New hacking method for decrypting encrypted data from potential change of PC appears

ByCharis Tsevis

In order to decrypt the encrypted data, an attack method for indirectly stealing the key for decryption by physically examining the operation state of the encrypting device is "Side channel attackIt is called. Various methods are developed for side-channel attacks "By measuring the potential state of the PCRSA encryptionI steal the secret key of "The attack method was devised.

Get Your Hands Off My Laptop
http://www.cs.tau.ac.il/~tromer/handsoff/

Touching a Laptop Can Break Its Encryption | MIT Technology Review
http://www.technologyreview.com/news/530251/how-to-break-cryptography-with-your-bare-hands/

Side channel attacks came to be known in 1996 when Paul C. Cochel proposed a method to analyze secret keys using the fact that the processing time of public key cryptography depends on the bit pattern of secret key In the hacking method, for example, since the power consumption of the IC card has relevance to the processing content, "power analysis attack" in which power consumption is measured and the information is extracted, and processing contents And "acoustic analysis attack" that guesses the effect of "sound analysis attack" has been devised so far.

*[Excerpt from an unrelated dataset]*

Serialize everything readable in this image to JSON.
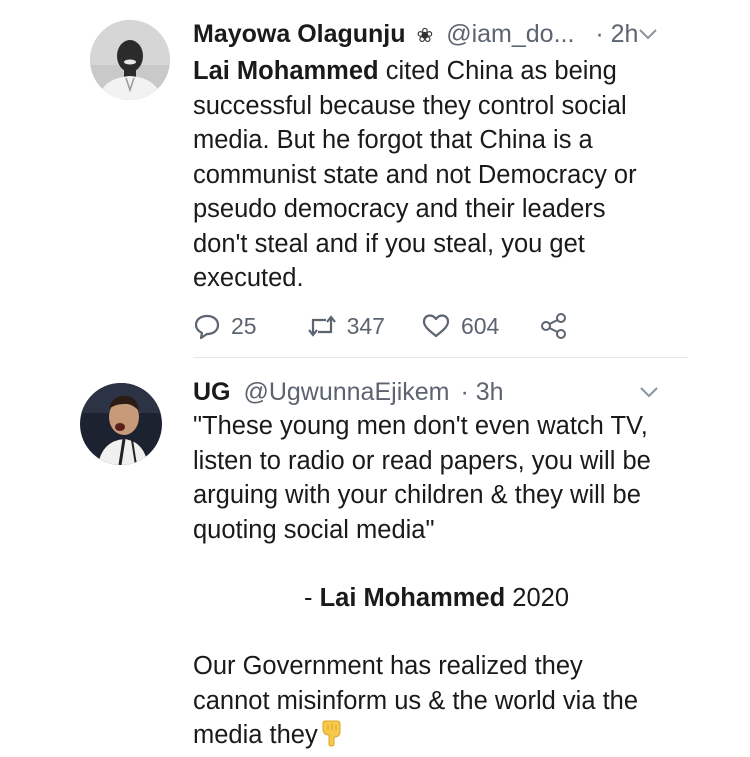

Meanwhile, researchers at the University of Tel Aviv in Israel have announced a new side-channel attack that steals the secret key of the RSA cipher by measuring the potential change of the PC enclosure.

This new side channel attack is based on the phenomenon that ground potential (ground voltage) fluctuates when the computer carries out calculation. Since this potential change also occurs when the encryption software decrypts the encrypted data, we try to steal keys by measuring the ground potential during decryption processing.


The ground potential of the PC body can be measured by an attacker in a state connected to the electrometer with a metal wire touching the target PC. Moreover, even if the attacker does not touch the PC directly, it can also measure by connecting to the potentiometer via the metal wire to the cable for the LAN cable and the display, so you can steal the key without noticing the other party is.


In the experiment, by measuring the ground potential with a smartphone (Galaxy S2) via a metal wire from the LAN cable of the notebook PC and analyzing the measurement data using a special algorithm, it is possible to use a well-known open source encryption softwareGnuPGThe private key was extracted from the PC that is decrypting the RSA encrypted data with.


While acknowledging that physical measures such as constructing an insulated structure so that the ground potential can not be measured from the PC case to effectively prevent the side channel attack using the ground potential is effective, it is a reality It is thought that it is better to realize it by taking countermeasures such as mixing random data in the calculation process on the encryption software side. The results of this experiment have already been reported to the developers of GnuPG, and the latest version of GnuPG introduces countermeasure patches.